The data demonstrate that AnxA5 is a key regulator of mitochondrial intermembrane space Ca²⁺ signaling during ER IP₃-driven Ca²⁺ release by promoting a Ca²⁺-permeable state of VDAC1 (and VDAC2). AnxA5 rapidly accumulates at the OMM in high-Ca²⁺ microdomains (MERCs), where its Ca²⁺-binding capacity enables modulation of the lipid microenvironment surrounding VDAC1, thereby enhancing OMM Ca²⁺ flux into the IMS. This selective facilitation of ER-to-mitochondria Ca²⁺ transfer tunes MICU1 gating, cristae junction dynamics, MCU redistribution, and mitochondrial morphology during stimulation, linking IMS Ca²⁺ to structural remodeling. In apoptosis-inducing conditions (cisplatin/selenite), AnxA5’s proximity to VDAC1 constrains VDAC1 oligomerization, limiting apoptotic signaling and protecting cell viability; pharmacological inhibition of VDAC1 oligomerization (VBIT-4) phenocopies this protection. Together, findings position AnxA5 as an essential component of the VDAC1 microenvironment that integrates Ca²⁺ signaling and mitochondrial structural-functional responses, with implications for cell survival under stress.
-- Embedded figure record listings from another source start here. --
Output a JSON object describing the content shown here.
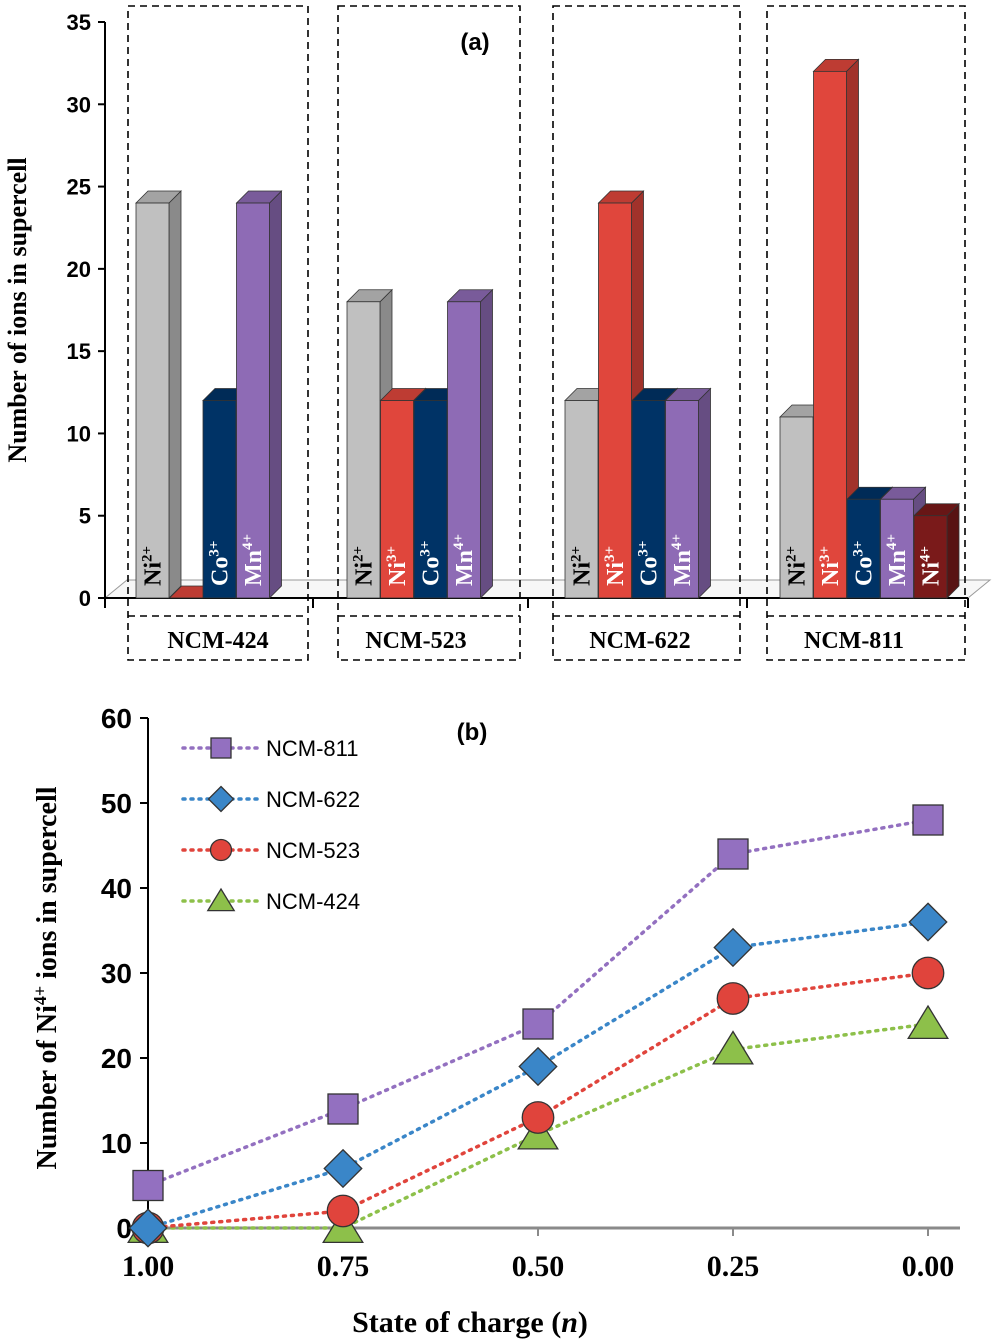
{
  "chart_data": [
    {
      "type": "bar",
      "panel_label": "(a)",
      "ylabel": "Number of ions in supercell",
      "ylim": [
        0,
        35
      ],
      "yticks": [
        0,
        5,
        10,
        15,
        20,
        25,
        30,
        35
      ],
      "groups": [
        {
          "name": "NCM-424",
          "bars": [
            {
              "ion": "Ni",
              "charge": "2+",
              "value": 24,
              "color": "#c0c0c0",
              "label_color": "#000000"
            },
            {
              "ion": "Ni",
              "charge": "3+",
              "value": 0,
              "color": "#e0463c",
              "label_color": "#ffffff"
            },
            {
              "ion": "Co",
              "charge": "3+",
              "value": 12,
              "color": "#003366",
              "label_color": "#ffffff"
            },
            {
              "ion": "Mn",
              "charge": "4+",
              "value": 24,
              "color": "#8e6bb5",
              "label_color": "#ffffff"
            }
          ]
        },
        {
          "name": "NCM-523",
          "bars": [
            {
              "ion": "Ni",
              "charge": "2+",
              "value": 18,
              "color": "#c0c0c0",
              "label_color": "#000000"
            },
            {
              "ion": "Ni",
              "charge": "3+",
              "value": 12,
              "color": "#e0463c",
              "label_color": "#ffffff"
            },
            {
              "ion": "Co",
              "charge": "3+",
              "value": 12,
              "color": "#003366",
              "label_color": "#ffffff"
            },
            {
              "ion": "Mn",
              "charge": "4+",
              "value": 18,
              "color": "#8e6bb5",
              "label_color": "#ffffff"
            }
          ]
        },
        {
          "name": "NCM-622",
          "bars": [
            {
              "ion": "Ni",
              "charge": "2+",
              "value": 12,
              "color": "#c0c0c0",
              "label_color": "#000000"
            },
            {
              "ion": "Ni",
              "charge": "3+",
              "value": 24,
              "color": "#e0463c",
              "label_color": "#ffffff"
            },
            {
              "ion": "Co",
              "charge": "3+",
              "value": 12,
              "color": "#003366",
              "label_color": "#ffffff"
            },
            {
              "ion": "Mn",
              "charge": "4+",
              "value": 12,
              "color": "#8e6bb5",
              "label_color": "#ffffff"
            }
          ]
        },
        {
          "name": "NCM-811",
          "bars": [
            {
              "ion": "Ni",
              "charge": "2+",
              "value": 11,
              "color": "#c0c0c0",
              "label_color": "#000000"
            },
            {
              "ion": "Ni",
              "charge": "3+",
              "value": 32,
              "color": "#e0463c",
              "label_color": "#ffffff"
            },
            {
              "ion": "Co",
              "charge": "3+",
              "value": 6,
              "color": "#003366",
              "label_color": "#ffffff"
            },
            {
              "ion": "Mn",
              "charge": "4+",
              "value": 6,
              "color": "#8e6bb5",
              "label_color": "#ffffff"
            },
            {
              "ion": "Ni",
              "charge": "4+",
              "value": 5,
              "color": "#7a1a1a",
              "label_color": "#ffffff"
            }
          ]
        }
      ]
    },
    {
      "type": "line",
      "panel_label": "(b)",
      "ylabel_parts": [
        "Number of Ni",
        "4+",
        " ions in supercell"
      ],
      "xlabel_parts": [
        "State of charge (",
        "n",
        ")"
      ],
      "x": [
        1.0,
        0.75,
        0.5,
        0.25,
        0.0
      ],
      "xtick_labels": [
        "1.00",
        "0.75",
        "0.50",
        "0.25",
        "0.00"
      ],
      "xlim": [
        1.0,
        0.0
      ],
      "ylim": [
        0,
        60
      ],
      "yticks": [
        0,
        10,
        20,
        30,
        40,
        50,
        60
      ],
      "legend_position": "top-left",
      "series": [
        {
          "name": "NCM-811",
          "marker": "square",
          "color": "#9370c0",
          "values": [
            5,
            14,
            24,
            44,
            48
          ]
        },
        {
          "name": "NCM-622",
          "marker": "diamond",
          "color": "#3a86c8",
          "values": [
            0,
            7,
            19,
            33,
            36
          ]
        },
        {
          "name": "NCM-523",
          "marker": "circle",
          "color": "#e0443c",
          "values": [
            0,
            2,
            13,
            27,
            30
          ]
        },
        {
          "name": "NCM-424",
          "marker": "triangle",
          "color": "#8dc04a",
          "values": [
            0,
            0,
            11,
            21,
            24
          ]
        }
      ]
    }
  ]
}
This study identifies Annexin A5 as a Ca²⁺-binding regulator of VDAC1/VDAC2-mediated Ca²⁺ permeability at the outer mitochondrial membrane, essential for efficient IMS and matrix Ca²⁺ signaling upon ER IP₃-induced Ca²⁺ release. By enabling IMS Ca²⁺ microdomains, AnxA5 modulates MICU1, cristae dynamics, MCU localization, and mitochondrial remodeling. AnxA5 further guards against apoptosis by limiting cisplatin/selenite-induced VDAC1 oligomerization, with VBIT-4 confirming the mechanistic link. Future work should define the specific OMM phospholipids engaging AnxA5 in vivo, delineate the structural basis for AnxA5’s modulation of VDAC states, test tissue-specific physiological relevance in animal models, and explore therapeutic targeting of the AnxA5–VDAC1 axis in diseases involving mitochondrial Ca²⁺ dysregulation and apoptosis.

• The 35 pS OMM channel is linked to VDAC1 functionally (via KD) but not unequivocally identified as VDAC1 due to modest KD efficiency and lack of direct biophysical attribution; high-conductance VDAC states seen in artificial bilayers were not observed in intact mitochondria, highlighting model-dependent differences.
• Co-immunoprecipitation failed to show a stable AnxA5–VDAC1 complex, suggesting transient or indirect interactions; precise molecular mechanism (e.g., lipid mediation) remains unresolved.
• The exact OMM phospholipid species and microdomains that recruit AnxA5 are unknown.
• Most experiments were performed in cultured cell lines; in vivo validation of functional outcomes is limited.
• While SOCE effects on IMS Ca²⁺ appeared unaffected, broader channel/pathway specificity beyond ER-driven signals was not extensively characterized.